Google Australia has been developing the 3D experiment in urban planning in Sydney for several months, and claims to have a nifty collection of bricks any child would envy -- eight trillion. The project marks 50 years of Lego in Australia.
"We made the bricks with WebGL, which enables powerful 3D graphics right in the browser and demonstrates the upper limit of current WebGL graphics performance," said Lockey McGrath, marketing manager at Google Australia and New Zealand.
"We then mixed in Google Maps (another Aussie invention) so you can put your creation in a Lego world alongside everyone else's."
Currently, the browser only allows users to select land to build on in Australia and New Zealand, and the plots are rapidly being snapped up. From the giant banana erected at 96 Sandy Place in New South Wales to the pint of beer sitting appealingly along Wiradjuri Walking Track in Wagga Wagga, the creations are getting more inventive by the minute. Over in New Zealand there's what looks like a T-rex by Franz Josef Glacier, and Christchurch is populated by a few terrifying hybrid animals that we hope the users are yet to finish.

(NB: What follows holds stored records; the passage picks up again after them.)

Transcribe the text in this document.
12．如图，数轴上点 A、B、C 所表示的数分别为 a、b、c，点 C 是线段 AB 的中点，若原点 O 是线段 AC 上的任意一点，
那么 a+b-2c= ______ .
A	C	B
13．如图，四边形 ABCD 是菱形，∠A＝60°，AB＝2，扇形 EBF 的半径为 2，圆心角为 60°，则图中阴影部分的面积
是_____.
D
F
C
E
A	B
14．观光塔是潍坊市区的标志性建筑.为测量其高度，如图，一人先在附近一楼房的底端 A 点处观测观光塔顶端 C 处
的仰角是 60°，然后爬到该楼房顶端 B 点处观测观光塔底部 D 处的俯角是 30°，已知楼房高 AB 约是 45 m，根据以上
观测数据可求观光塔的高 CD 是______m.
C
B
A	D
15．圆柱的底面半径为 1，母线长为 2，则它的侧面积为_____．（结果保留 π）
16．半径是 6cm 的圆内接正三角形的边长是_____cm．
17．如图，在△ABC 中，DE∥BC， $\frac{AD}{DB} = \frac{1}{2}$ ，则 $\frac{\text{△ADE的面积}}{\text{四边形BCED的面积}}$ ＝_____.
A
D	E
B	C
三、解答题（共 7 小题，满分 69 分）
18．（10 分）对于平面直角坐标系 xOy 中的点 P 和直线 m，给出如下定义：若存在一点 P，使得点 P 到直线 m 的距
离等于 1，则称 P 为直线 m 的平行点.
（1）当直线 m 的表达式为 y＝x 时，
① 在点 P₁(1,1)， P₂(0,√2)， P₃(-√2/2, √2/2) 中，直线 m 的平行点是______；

If you want to join in, just click "Build" on the left hand side of the page and the program will select a plot at random. You will then be supplied with a variety of Lego bricks in different sizes and colours, as well as a few optional extras like windows and doors -- though from the selection of Lego plots already completed, it seems house-building is a little too pedestrian for most users who are instead using the program to stretch their creative muscles.
Chrome has installed a few features, including a Google+ share button (Google will repost the most bizarre and unusual offerings) and a "flag as inappropriate" tab. It lacks many of the gaming elements that make Minecraft so compelling -- such as the hostile cave spiders, creepers and zombies -- but it is engaging enough to waste several hours of your working day.
Google says it hopes to expand the project to other countries -- neighbouring Southeast Asia is looking relatively bland and sparse by comparison at the moment. In the meantime, users will be working to give the huge expanse of central Australian bush land a new lease of life.